As long as her alleged rapist goes to Columbia, Emma Sulkowicz, CC ’15, plans on carrying a navy blue, extra-long twin-sized mattress wherever she goes.
Entitled “Carry That Weight,” the mattress is both the visual art major’s senior thesis and a step in her journey to come to terms with her experience. Over the past year, Sulkowicz has become a prominent critic of the University’s sexual assault adjudication policies, retelling her story to various administrators and media organizations to raise awareness.
“The past year of my life has been really marked by telling people what happened in that most intimate and private space,” Sulkowicz said, referring to the dorm bed where she was allegedly raped on the second night of her sophomore year.

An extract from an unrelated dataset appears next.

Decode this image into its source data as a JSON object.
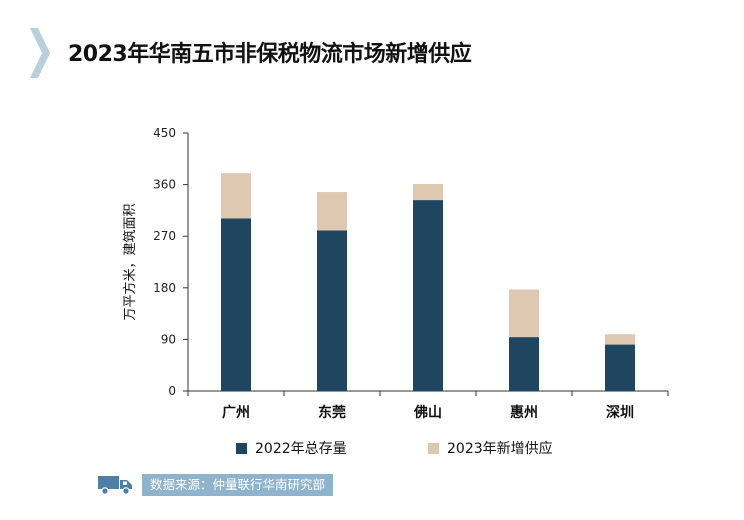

“I was raped in my own dorm bed and since then, that space has become fraught for me. I feel like I’ve carried the weight of what happened there since then,” she added.
Months after her alleged rape, Emma reported the incident to the school. Her case, one of three individual complaints filed against the same student, was closed, and her rapist found “not responsible.” She appealed, but it was denied and the decision was upheld.
Sulkowicz has turned what she says was a horrible tragedy into performance art.
Performance art that will suffice as her senior thesis. A fact I'll just leave there without commenting on further:Sulkowicz plead her case to the university. But why didn't she go to the police?